Sarajevo/Belgrad (AFP/dpa/taz) – Unter dem Druck der USA hat der bosnische Serbenführer Radovan Karadžić gestern schriftlich zugesagt, sich sofort aus dem politischen und öffentlichen Leben zurückzuziehen. Karadžić verzichte auf das Amt des Präsidenten der Serbischen Republik in Bosnien und auf das Amt des Vorsitzenden der Serbischen Demokratischen Partei (SDS), sagte der US-Sondergesandte Richard Holbrooke gestern in Belgrad. Der Serbenführer habe eine entsprechende Erklärung unterzeichnet, die vom serbischen Präsidenten Slobodan Milošević bezeugt worden sei.

„Das ist das Ende der politischen Karriere von Karadžić“, sagte Holbrooke. Der Serbenführer werde weder im Fernsehen oder Rundfunk noch in der Öffentlichkeit auftreten. Auch werde er nicht an den Wahlen teilnehmen. Holbrooke fügte hinzu: „Wir haben noch höhere Ziele als diese, aber dies ist ein wichtiger Schritt vorwärts.“ Karadžić und sein Armeechef Ratko Mladić müßten vor das Kriegsverbrechertribunal in Den Haag gestellt werden.

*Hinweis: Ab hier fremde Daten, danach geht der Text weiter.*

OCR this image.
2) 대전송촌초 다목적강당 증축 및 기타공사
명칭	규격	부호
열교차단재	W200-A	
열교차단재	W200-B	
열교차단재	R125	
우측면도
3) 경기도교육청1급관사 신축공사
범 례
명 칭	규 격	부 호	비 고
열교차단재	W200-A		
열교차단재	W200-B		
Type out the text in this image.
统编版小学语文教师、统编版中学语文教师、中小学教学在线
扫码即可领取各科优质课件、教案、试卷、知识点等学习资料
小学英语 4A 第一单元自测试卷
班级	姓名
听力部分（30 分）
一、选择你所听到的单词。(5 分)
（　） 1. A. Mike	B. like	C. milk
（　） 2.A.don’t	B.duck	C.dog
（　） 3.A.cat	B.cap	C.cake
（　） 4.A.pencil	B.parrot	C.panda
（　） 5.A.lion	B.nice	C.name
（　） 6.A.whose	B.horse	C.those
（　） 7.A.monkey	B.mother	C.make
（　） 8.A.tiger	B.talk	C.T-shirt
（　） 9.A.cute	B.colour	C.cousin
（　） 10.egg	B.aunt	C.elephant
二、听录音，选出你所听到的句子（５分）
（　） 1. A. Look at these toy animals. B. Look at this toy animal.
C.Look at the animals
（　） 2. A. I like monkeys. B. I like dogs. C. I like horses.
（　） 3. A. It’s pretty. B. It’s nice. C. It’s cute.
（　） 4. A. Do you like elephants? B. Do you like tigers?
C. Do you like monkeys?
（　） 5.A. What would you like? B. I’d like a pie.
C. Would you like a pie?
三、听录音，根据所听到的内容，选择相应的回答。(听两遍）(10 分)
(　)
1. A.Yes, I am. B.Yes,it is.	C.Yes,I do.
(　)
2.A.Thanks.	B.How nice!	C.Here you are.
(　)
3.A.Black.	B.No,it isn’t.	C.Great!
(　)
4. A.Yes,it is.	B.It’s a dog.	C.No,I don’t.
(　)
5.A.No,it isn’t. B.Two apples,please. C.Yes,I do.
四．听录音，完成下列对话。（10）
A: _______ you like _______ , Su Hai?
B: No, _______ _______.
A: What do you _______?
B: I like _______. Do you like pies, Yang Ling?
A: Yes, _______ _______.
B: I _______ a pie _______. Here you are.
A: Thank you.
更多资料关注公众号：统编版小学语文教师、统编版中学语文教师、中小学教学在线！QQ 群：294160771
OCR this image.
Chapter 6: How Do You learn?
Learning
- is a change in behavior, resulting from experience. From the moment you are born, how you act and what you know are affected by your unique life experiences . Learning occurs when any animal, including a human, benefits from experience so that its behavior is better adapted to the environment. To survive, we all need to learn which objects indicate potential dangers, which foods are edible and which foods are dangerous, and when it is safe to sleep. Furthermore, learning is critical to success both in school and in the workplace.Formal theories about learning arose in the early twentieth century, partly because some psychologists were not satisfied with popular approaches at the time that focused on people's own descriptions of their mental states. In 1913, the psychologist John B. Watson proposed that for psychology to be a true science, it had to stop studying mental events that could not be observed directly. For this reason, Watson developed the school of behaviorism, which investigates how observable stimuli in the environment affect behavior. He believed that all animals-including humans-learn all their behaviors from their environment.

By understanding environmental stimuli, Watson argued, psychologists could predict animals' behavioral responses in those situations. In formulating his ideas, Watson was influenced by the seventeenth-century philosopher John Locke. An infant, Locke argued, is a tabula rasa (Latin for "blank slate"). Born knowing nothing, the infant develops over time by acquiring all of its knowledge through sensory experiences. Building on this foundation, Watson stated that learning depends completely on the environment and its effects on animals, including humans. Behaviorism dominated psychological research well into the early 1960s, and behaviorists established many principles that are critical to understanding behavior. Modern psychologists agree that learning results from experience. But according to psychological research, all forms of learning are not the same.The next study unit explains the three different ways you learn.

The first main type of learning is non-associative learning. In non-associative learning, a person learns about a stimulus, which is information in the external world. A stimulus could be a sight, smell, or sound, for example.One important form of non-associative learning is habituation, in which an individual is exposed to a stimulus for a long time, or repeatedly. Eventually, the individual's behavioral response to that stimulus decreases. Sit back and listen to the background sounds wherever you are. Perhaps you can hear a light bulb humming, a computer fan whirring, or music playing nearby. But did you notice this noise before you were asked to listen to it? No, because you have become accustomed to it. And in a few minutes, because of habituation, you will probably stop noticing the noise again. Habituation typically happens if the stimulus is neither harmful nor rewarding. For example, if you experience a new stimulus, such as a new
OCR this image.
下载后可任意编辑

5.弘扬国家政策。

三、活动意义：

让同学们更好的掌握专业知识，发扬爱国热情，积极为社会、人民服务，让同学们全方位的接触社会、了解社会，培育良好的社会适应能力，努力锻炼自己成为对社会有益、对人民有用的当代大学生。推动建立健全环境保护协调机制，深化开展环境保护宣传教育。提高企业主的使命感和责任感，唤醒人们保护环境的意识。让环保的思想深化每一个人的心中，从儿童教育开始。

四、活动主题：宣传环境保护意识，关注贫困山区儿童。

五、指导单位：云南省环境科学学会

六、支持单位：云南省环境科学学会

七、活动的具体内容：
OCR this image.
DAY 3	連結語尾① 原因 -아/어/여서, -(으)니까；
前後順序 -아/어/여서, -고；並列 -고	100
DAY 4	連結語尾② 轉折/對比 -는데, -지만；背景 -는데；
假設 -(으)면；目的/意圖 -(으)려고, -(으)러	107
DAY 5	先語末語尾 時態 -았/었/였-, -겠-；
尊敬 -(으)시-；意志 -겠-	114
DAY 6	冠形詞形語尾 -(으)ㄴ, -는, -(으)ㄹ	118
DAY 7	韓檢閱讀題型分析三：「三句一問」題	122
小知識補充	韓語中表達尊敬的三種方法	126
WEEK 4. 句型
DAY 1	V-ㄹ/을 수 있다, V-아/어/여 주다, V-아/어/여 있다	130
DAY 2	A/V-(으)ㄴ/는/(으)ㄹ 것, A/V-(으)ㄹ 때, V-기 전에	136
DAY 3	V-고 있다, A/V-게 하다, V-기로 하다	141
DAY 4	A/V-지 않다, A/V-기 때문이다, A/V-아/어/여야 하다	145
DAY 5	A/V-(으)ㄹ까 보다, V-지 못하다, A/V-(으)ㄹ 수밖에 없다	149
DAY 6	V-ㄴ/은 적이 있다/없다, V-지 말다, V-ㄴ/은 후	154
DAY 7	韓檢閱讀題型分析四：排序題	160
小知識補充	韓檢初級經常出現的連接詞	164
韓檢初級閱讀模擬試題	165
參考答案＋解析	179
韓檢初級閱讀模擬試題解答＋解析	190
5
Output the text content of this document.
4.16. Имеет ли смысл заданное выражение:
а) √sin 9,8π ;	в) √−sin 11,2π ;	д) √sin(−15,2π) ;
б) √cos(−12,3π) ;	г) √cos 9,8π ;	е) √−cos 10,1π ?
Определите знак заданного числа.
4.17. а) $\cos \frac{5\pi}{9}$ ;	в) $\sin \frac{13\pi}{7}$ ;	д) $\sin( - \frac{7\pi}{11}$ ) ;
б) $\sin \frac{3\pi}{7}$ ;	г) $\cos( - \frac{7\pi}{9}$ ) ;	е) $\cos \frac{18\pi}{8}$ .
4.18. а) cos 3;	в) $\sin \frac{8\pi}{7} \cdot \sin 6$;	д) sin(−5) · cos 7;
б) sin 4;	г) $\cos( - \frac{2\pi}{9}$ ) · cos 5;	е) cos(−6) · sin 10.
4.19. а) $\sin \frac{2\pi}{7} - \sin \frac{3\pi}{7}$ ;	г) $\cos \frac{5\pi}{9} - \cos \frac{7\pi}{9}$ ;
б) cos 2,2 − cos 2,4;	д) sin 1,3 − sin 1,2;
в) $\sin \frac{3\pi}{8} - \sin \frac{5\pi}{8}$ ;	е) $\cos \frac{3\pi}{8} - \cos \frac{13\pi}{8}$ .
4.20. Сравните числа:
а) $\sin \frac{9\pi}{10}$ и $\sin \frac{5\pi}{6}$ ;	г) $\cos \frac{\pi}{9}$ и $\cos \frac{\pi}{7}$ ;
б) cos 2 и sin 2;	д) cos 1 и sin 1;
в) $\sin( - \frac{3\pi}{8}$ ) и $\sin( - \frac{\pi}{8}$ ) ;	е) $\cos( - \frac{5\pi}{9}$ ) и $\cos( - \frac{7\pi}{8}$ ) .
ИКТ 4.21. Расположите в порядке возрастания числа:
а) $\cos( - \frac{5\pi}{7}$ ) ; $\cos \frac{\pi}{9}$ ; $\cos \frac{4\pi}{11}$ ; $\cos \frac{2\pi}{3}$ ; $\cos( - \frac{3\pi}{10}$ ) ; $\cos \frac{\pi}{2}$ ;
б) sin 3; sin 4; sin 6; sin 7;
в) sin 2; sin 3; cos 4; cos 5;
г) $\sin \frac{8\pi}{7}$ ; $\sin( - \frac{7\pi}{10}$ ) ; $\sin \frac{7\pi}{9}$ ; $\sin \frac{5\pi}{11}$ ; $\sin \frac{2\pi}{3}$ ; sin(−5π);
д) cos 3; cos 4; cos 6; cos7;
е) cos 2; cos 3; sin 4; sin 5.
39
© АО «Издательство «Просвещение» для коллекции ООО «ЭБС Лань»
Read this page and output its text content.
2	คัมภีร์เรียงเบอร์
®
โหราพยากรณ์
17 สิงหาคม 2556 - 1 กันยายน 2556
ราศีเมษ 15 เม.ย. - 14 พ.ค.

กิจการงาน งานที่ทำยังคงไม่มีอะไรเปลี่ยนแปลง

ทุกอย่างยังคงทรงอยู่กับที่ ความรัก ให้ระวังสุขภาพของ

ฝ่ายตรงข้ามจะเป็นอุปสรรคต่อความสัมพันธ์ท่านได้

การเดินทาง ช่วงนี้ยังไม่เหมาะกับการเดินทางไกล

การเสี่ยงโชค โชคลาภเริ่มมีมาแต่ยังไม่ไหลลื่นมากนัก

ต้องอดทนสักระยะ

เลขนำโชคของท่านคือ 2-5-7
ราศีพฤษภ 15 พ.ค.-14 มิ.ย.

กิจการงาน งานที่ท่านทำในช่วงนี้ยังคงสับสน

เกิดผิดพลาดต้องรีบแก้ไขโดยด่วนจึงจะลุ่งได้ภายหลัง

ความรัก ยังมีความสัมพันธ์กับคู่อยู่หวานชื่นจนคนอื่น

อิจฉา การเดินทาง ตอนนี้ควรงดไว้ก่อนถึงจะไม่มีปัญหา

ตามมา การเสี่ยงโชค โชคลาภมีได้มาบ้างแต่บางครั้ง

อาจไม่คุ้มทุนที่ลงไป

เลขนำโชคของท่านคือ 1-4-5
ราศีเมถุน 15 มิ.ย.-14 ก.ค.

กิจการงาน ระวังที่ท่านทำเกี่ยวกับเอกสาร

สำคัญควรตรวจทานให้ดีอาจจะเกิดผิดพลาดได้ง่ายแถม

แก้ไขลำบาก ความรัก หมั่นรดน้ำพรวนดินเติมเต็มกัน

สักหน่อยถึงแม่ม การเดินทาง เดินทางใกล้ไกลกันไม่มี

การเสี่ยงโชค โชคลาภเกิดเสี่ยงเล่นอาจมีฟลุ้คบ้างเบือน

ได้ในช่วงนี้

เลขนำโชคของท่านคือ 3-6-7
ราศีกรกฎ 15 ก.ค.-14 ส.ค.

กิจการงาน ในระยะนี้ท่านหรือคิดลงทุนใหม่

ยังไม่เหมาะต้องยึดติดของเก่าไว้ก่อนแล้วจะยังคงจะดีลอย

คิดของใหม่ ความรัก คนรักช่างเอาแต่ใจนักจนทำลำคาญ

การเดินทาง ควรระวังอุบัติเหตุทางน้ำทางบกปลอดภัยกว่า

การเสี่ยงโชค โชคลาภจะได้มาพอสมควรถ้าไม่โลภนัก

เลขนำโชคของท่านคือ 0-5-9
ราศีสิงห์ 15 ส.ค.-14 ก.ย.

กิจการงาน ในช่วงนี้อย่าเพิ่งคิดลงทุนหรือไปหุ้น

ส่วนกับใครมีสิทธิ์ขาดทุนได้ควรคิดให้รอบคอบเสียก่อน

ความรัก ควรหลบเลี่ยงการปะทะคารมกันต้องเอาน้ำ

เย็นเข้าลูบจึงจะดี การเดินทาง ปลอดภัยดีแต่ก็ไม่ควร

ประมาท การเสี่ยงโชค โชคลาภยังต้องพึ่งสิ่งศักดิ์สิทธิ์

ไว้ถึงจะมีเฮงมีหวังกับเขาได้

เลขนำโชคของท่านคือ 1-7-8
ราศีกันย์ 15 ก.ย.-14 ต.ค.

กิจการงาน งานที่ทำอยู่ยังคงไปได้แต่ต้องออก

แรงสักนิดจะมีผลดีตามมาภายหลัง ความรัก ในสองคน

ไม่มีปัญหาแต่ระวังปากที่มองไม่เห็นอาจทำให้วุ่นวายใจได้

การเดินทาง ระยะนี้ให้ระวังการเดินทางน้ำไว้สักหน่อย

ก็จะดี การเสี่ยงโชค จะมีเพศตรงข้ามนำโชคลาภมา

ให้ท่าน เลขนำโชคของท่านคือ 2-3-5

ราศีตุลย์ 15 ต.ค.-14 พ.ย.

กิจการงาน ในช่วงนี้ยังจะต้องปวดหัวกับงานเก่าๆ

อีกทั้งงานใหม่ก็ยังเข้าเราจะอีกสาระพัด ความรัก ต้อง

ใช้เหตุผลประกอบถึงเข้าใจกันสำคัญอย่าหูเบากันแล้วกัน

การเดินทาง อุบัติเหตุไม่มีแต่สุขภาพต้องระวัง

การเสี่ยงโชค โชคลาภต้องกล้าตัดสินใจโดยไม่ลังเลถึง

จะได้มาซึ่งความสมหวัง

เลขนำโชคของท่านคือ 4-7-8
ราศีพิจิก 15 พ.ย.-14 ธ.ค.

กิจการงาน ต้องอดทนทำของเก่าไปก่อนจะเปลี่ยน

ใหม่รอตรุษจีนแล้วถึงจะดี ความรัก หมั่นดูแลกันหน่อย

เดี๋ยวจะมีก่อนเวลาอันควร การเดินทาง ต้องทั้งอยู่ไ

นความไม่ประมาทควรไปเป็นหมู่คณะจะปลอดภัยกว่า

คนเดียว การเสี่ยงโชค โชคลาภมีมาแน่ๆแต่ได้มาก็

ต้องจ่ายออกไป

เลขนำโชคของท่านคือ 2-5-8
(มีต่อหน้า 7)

Die Erklärung haben auch die amtierende Präsidentin der bosnischen Serben, Biljana Plavšić, der Parlamentspräsident Momcilo Krajišnik und der Außenminister Aleksa Buha unterzeichnet. Die Übereinkunft hatte Holbrooke in mehr als zwölfstündigen Verhandlungen mit Milošević, Krajišnik und Buha in der Nacht zu Freitag in Belgrad erzielt. Buha wird die Vollmachten und Verantwortlichkeiten des Parteichefs der SDS übernehmen.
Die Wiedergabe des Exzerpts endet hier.